Roger, we have a problem.
Revenue is down. What do we do? What steps can we take immediately to get us on track?
Let’s see; here are some possible options.
- Could we fire or lay off some staff and immediately reduce expenses?
- We can cut the fundraising professional development training – they don’t need it anyway!
- Let’s send another appeal right away and get some more money in the door.
- Let’s cut out our print newsletter and reduce costs, even if most of our donors still read print materials.
- Let’s not send out our appeal out in the mail; postage keeps going up.
- A staff person left; let’s not replace them right away.
How else could you act quickly?
Wait, stop there.
It may be worth it in the short term to act quickly, but decisions have both short and long-term consequences.
Making decisions from a reactive posture rarely ever has a positive impact. When we rush into solving problems, we tend not to look at the longer-term consequence of the solution. We look at the short-term.
We have seen this a bit with different countries’ responses to an unknown “thing,” COVID-19. These countries have developed rules that have, in the end, seemed strange or not realistic. This has caused further issues in other “systems,” i.e., businesses losing revenue due to “Snap Lock Downs” and eventually going out of business after several consecutive lockdowns.
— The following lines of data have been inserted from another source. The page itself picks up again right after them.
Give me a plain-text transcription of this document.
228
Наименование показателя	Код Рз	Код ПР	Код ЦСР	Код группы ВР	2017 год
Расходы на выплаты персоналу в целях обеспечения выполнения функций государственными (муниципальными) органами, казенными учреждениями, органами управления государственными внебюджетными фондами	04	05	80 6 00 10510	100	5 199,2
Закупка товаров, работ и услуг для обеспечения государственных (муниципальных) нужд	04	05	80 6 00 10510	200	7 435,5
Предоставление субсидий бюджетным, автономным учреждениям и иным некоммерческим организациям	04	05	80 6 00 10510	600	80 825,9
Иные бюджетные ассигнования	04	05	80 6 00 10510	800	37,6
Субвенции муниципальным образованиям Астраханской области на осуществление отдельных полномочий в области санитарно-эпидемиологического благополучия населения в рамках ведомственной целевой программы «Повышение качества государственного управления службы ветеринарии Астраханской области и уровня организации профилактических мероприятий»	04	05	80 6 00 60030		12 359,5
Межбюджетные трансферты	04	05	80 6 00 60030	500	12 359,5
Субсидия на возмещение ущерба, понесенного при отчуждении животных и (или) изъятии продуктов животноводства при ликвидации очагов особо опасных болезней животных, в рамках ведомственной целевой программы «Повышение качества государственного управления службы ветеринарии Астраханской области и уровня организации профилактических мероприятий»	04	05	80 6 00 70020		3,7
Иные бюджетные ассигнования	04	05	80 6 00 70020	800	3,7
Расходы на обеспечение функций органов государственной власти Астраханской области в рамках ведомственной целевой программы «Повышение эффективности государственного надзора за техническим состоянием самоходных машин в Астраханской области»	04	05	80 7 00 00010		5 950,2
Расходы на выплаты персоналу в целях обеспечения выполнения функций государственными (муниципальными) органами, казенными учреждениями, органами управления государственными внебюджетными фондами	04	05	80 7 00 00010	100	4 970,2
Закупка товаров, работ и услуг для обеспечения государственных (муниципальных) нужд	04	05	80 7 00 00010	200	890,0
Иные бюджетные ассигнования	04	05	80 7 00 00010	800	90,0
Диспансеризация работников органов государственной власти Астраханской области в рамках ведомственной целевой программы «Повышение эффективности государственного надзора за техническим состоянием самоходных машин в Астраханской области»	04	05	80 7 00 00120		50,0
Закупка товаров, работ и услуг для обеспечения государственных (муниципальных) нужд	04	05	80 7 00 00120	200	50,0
In Systems Thinker, Daniel Kim notes that “In most instances, people are usually aware of the negative consequences of applying a quick fix. But the pain of not doing something right away is often more real and immediate than the delayed negative effects. If the long-term/short-term tradeoff was indeed one-for-one, where solving one problem today would create another one tomorrow, this strategy might be tolerable. But the reinforcing nature of unintended consequences ensures that tomorrow’s problems will multiply faster than today’s solutions.”
For instance, the example above of “a staff person left, let’s not replace them right away” can lead to the immediate solution of saving revenues in quick revenue returns. But in the long run, your existing staff need to take on the additional work burden. If this continues for months, the current team may face high expectations and burnout. Then they may contemplate leaving with an even higher staff turnover and even more, positions lost.
So the next time your CEO, your Executive Director, or even YOU, contemplate a short term-fix to a longer-term problem, stop.
Here are some things I recommend:
- Remember that using a short-term, quick-fix is just stopping the immediate problem. You must solve the REAL issue. So, yes, you can plan on putting a quick fix in but also realize that you need a plan for the more significant problem so that way you are not “digging yourself in with even more consequential problems.” Commit to addressing the real issue.
- Select the fixes that produce the least harmful consequences.
- Address the main issue and root problem. What’s the problem you are trying to fix?